For 1-1 training this can also be used. Just ask directly: What do you think the connection is? Follow up by bouncing it back to the learner. What about you? Have you ever worked with animals? Tell me about it.

Disappearing Dialog

This is great for A1-A2 levels. It works on vocabulary, pronunciation, phrases… The dialog should be a “typical” one, like introducing oneself, in a cafe/restaurant, asking about someone’s family etc.

  1. choose or write a dialog on the white board.
  2. Check that the learners understand the dialog (use CCQ etc.).
  3. Then practice the pronunciation with simple choral and individual repetition of each sentence as a whole.
  4. Put them in pairs and have them read the dialog with one person A and the other B.
  5. Then have them switch roles.
  6. Now, go to the board and erase about one word per line. Repeat the process.
  7. Again, erase another word per line and repeat.
  8. This continues until there is no dialog at all on the whiteboard, only A: B: .
  9. Finally ask the pairs to demonstrate the dialog to the whole class.

Tip: the dialogs can’t be too long. About 6 lines (3 per person) is good, not more than 10 lines (5 per person).

1-1: This can work for 1-1 as well just as described.

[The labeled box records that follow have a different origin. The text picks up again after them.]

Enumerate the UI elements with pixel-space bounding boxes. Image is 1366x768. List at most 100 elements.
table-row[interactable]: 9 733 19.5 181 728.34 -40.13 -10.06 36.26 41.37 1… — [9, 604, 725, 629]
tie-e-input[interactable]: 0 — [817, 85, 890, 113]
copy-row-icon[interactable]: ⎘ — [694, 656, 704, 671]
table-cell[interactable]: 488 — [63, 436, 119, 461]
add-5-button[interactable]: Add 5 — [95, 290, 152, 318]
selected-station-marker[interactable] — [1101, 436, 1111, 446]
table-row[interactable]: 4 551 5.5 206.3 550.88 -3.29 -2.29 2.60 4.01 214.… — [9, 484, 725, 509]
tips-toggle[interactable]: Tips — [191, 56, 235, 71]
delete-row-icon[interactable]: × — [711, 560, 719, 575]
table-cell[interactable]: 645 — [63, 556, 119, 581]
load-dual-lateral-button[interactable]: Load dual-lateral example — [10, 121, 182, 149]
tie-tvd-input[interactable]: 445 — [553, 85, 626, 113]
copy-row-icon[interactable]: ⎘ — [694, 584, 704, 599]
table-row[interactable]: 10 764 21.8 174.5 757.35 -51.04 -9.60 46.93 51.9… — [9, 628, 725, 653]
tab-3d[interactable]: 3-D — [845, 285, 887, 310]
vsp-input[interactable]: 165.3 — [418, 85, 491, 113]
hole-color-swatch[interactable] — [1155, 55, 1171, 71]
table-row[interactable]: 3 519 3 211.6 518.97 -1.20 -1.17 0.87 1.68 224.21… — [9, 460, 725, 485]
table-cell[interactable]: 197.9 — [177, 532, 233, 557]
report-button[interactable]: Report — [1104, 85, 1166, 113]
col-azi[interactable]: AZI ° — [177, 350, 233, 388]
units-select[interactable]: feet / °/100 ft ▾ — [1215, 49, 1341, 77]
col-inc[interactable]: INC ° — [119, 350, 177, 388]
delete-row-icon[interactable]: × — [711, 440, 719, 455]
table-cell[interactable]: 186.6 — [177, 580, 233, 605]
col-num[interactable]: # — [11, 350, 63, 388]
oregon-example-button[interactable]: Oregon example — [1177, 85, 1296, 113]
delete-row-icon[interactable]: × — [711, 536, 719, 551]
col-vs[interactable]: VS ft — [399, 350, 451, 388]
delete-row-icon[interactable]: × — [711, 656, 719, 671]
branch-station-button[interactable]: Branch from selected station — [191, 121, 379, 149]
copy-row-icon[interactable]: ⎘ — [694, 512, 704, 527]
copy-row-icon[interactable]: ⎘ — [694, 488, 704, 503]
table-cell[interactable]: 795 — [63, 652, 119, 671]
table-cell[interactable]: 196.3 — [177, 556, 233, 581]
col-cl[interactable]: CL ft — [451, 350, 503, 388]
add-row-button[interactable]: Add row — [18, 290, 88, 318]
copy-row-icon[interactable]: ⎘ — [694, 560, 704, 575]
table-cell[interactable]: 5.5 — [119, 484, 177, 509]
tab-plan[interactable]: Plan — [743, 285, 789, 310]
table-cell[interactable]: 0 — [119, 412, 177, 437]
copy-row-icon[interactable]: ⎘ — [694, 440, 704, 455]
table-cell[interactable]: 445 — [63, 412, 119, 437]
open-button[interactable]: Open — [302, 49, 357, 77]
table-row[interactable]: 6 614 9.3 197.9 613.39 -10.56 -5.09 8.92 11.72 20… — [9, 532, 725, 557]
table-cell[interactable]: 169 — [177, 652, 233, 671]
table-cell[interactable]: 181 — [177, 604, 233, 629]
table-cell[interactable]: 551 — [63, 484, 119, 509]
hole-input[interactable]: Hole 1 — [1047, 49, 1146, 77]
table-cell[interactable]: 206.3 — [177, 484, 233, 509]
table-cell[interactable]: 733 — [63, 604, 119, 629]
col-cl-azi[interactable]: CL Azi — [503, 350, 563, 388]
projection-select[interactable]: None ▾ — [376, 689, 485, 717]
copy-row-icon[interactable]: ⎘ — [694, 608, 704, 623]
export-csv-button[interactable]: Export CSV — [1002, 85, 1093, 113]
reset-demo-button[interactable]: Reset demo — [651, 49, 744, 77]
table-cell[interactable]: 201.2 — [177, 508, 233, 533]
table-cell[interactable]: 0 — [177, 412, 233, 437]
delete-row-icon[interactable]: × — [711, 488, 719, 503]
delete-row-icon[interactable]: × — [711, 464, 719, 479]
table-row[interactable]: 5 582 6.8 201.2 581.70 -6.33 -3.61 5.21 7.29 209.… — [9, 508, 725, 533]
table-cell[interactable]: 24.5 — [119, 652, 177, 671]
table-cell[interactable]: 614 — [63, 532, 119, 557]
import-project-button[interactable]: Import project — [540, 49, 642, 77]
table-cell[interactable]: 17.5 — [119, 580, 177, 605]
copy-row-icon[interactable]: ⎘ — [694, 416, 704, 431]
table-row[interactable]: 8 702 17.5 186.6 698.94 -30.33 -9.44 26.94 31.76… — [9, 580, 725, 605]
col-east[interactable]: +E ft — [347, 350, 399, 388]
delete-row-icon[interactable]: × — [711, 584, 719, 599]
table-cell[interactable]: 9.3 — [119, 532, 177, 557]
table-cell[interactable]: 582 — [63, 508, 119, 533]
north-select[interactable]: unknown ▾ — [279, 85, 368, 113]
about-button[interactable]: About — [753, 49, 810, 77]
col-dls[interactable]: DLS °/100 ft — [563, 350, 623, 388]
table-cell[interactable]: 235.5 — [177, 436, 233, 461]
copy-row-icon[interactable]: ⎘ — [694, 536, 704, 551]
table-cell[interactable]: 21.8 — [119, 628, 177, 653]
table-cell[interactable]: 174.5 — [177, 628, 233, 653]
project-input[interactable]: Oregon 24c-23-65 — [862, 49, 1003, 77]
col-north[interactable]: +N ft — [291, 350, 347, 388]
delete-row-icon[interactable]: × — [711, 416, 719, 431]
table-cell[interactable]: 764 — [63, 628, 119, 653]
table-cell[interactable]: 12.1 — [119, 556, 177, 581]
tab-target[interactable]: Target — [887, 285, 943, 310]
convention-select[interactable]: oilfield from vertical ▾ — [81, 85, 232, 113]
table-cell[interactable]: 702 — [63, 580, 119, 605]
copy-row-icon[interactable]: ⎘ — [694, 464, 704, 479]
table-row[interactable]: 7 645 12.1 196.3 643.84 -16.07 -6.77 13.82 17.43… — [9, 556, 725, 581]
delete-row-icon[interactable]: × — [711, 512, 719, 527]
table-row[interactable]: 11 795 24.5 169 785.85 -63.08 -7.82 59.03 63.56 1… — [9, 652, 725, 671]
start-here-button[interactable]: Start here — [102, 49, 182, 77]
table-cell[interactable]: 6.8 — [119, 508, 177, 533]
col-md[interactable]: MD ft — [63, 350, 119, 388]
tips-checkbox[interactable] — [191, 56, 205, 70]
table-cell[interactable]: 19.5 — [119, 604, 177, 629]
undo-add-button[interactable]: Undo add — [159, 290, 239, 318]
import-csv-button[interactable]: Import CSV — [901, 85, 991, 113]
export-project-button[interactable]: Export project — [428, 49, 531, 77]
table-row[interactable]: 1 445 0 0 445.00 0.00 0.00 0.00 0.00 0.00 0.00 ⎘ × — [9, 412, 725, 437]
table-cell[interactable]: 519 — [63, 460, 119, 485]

The language trainer takes on one of the roles.

Who has my phone?

This is a good review of questions and can be used form A1-B1 levels for best results.

  1. Explain that one learner will leave the room and the teacher’s phone will be given to another learner. The learner will then reenter the room and ask questions to find out who has the phone.
  2. You may need to board some question forms to remind them at this point.
    1. A1 level: Does a man/woman/person with brown hair/green shoes/etc. have the phone?
    2. A2 level: Is the person wearing…/Does the person …/Has the person got…
    3. B1 level: Did this person arrive late today?/ Is the person wearing…/Does the person …/Has the person got…
  3. Send one learner out and give a learner the phone.
  4. When the learner from outside returns, allow them to ask as many questions as possible until they can find out who has the phone (I encourage them NOT to ask “Does Maria have the phone/Do you have the phone, Maria” unless it is their very last question.).
  5. Repeat with a new learner leaving.

1-1: This could work with 1-1 if you print out a dozen pictures of different people and then place a card UNDER one of the pictures that says “phone” and have the learner play as above. You can start the game to show the learner how it’s done and to build confidence the first round (so the L “hides” the phone under a picture and you ask).